Diciamocela tutta: conoscere in anticipo (e con dovizia di dettagli oltre che estrema facilità) tramite un clic le caratteristiche principali di beni o servizi ‒ per non parlare, poi, dell’esplorazione di luoghi sconosciuti comodamente seduti ‒ è sicuramente seducente. Così facendo, però, nel medio-lungo termine non si può escludere non soltanto un overload (cioè «sovraccarico») informativo, ma anche un vero e proprio «effetto di saturazione» quale logica ed inevitabile conseguenza di 1) un eccesso di possibilità d’acquisto 2) con progressivo disinteresse per le troppe opportunità così «a portata di mano». Se si conviene sul fatto che un simile arricchimento di opportunità d’acquisto rappresenti una grande conquista, nondimeno si deve sottovalutare la sua governance per tempo. Ecco, dunque, essere compito di decisori economico-politici e commerciali prestare attenzione a tutti quei rischi connessi all’impoverimento di quell’opera di ricerca e scoperta, che l’immediata reperibilità può a lungo andare sottrarre.

Il timore (stavolta più concreto) è che l’effetto si riverberi ‒ in special modo, nelle società oltremodo digitalizzate (vedi documento allegato a lato) ‒ in stagnazione o persino calo dei consumi individuali. Senza volere scadere nella iettatura, non è da escludere che ciò sia uno scenario potenziale finora trascurato. Allo stesso modo, senza fare opera di marketing al contrario menzionando mode recenti, già si assiste al repentino abbandono di trend che solo fino a poco prima facevano ancora proseliti. Tutto come sempre, forse?
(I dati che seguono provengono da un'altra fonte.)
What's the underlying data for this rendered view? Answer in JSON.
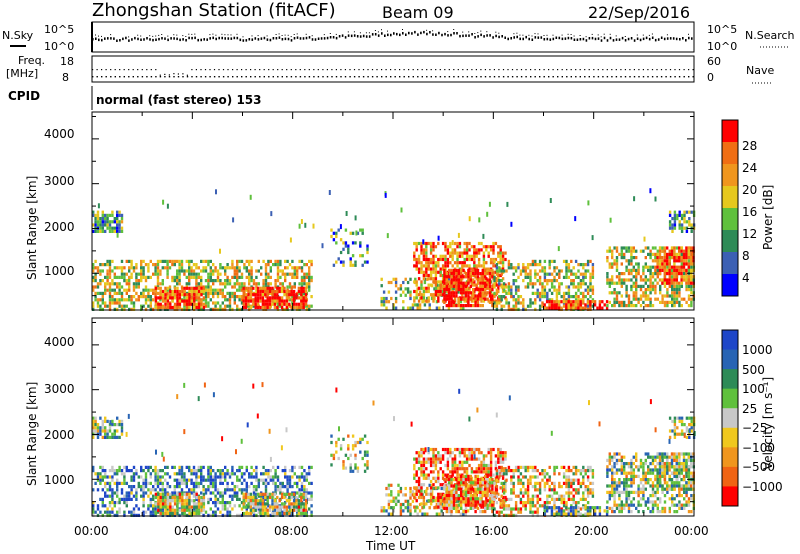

A ben vedere, tali «meteore commerciali» sono frutto non soltanto del carattere intrinsecamente e perennemente passeggero delle mode, ma possono forse derivare anche dalla battente rapidità, con cui vengono proposte all’attenzione del pubblico innumerevoli «novità» di lì a pochi clic non più tali. Del resto, i dati statistici sul numero di fruitori di Internet (che è la «spina dorsale» del commercio elettronico) parlano chiaro con la curva in continua ascesa. Domanda cruciale è, quindi, come si possa mantenere alto il livello d’attenzione del consumatore «tipo» e conciliare accessibilità immediata di informazione e piacere della scoperta.
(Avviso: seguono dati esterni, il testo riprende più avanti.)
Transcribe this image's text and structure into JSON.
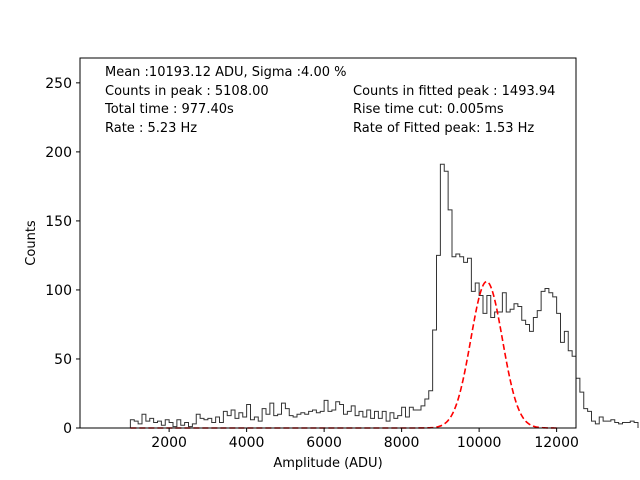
{
  "chart_data": {
    "type": "line",
    "xlabel": "Amplitude (ADU)",
    "ylabel": "Counts",
    "xlim": [
      -300,
      12500
    ],
    "ylim": [
      0,
      268
    ],
    "grid": false,
    "legend": "none",
    "xticks": [
      2000,
      4000,
      6000,
      8000,
      10000,
      12000
    ],
    "yticks": [
      0,
      50,
      100,
      150,
      200,
      250
    ],
    "annotations": {
      "left": [
        "Mean :10193.12 ADU, Sigma :4.00 %",
        "Counts in peak : 5108.00",
        "Total time : 977.40s",
        "Rate : 5.23 Hz"
      ],
      "right": [
        "Counts in fitted peak : 1493.94",
        "Rise time cut: 0.005ms",
        "Rate of Fitted peak: 1.53 Hz"
      ]
    },
    "series": [
      {
        "kind": "histogram",
        "color": "#333333",
        "bin_start": 1000,
        "bin_width": 100,
        "counts": [
          6,
          5,
          3,
          10,
          5,
          7,
          4,
          5,
          2,
          6,
          4,
          1,
          6,
          2,
          4,
          1,
          3,
          10,
          7,
          6,
          7,
          4,
          8,
          4,
          12,
          9,
          13,
          7,
          11,
          8,
          17,
          6,
          8,
          5,
          14,
          10,
          18,
          9,
          10,
          18,
          14,
          9,
          8,
          10,
          11,
          10,
          12,
          13,
          11,
          12,
          20,
          12,
          13,
          19,
          17,
          10,
          12,
          16,
          9,
          12,
          8,
          13,
          7,
          12,
          7,
          12,
          5,
          11,
          7,
          9,
          15,
          8,
          15,
          13,
          13,
          16,
          21,
          27,
          71,
          125,
          191,
          186,
          158,
          124,
          126,
          124,
          120,
          123,
          99,
          105,
          96,
          83,
          96,
          80,
          84,
          84,
          98,
          84,
          86,
          90,
          88,
          78,
          75,
          70,
          80,
          85,
          99,
          101,
          98,
          95,
          83,
          62,
          70,
          56,
          52,
          36,
          26,
          14,
          12,
          5,
          3,
          8,
          5,
          5,
          6,
          4,
          3,
          4,
          4,
          5,
          4
        ],
        "fill": false
      },
      {
        "kind": "gaussian_fit",
        "color": "#ff0000",
        "dashed": true,
        "amplitude": 106,
        "mean": 10193.12,
        "sigma": 407.7,
        "x_range": [
          1000,
          12000
        ]
      }
    ]
  }
}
Come spesso accade in un mondo sempre più globalizzato, la risposta non è semplice (non potendo prescindere dal contemperamento di numerose variabili), ma non esclude un parziale ridimensionamento del mezzo elettronico, che ‒ molto banalmente ‒ dovrebbe riprendersi il ruolo di «strumento» anziché «fine». Senza attingere al bagaglio infinito dell’ingenuità, i «padroni» della tecnologia dovrebbero ‒ anche con lungimirante interesse ‒ tornare a farla concepire in maniera esclusivamente strumentale ed ancillare alla nostra quotidianità anziché proporla in modo «totalizzante» e sostitutivo di ogni approccio alternativo. Appagare sempre la propria curiosità, facendo ricorso all’immancabile clic pre-acquisto sui principali motori di ricerca, è certamente legittimo, ma quella «sana» aspettativa ne risente decisamente. Di ciò il commercio internazionale dovrebbe prendere coscienza ‒ spingendo, forse, un po’ meno su quell’«acceleratore» chiamato marketing ‒ ed assumersi anche l’impegno di dotare i consumatori di quelle «istruzioni per l’uso» (a mo’ di bugiardino da confezione farmaceutica) necessarie ad usare (ma non abusare alla stregua di un medicinale) la tecnologia. 

Così facendo, si creerebbero le premesse per una slow tech-economy, che contemperi sì il perseguimento del nuovo tramite la tecnologia ma senza estremismi. Infatti, il «conto» derivante dalla volontà di contenimento dei costi (da cui ‒ diciamocela tutta ‒ l’e-commerce ha saputo approfittare a piene mani) potrebbe essere inaspettatamente «salato» per avere esposto la clientela ad un processo di ipersensibilizzazione alla novità (con conseguente assestamento dei consumi). Il valore della ricerca e scoperta, che è la quintessenza dello sprone a consumare, dovrebbe quindi essere riscoperto in chiave moderna, scongiurando quell’effetto boomerang che tanto improbabile forse non è.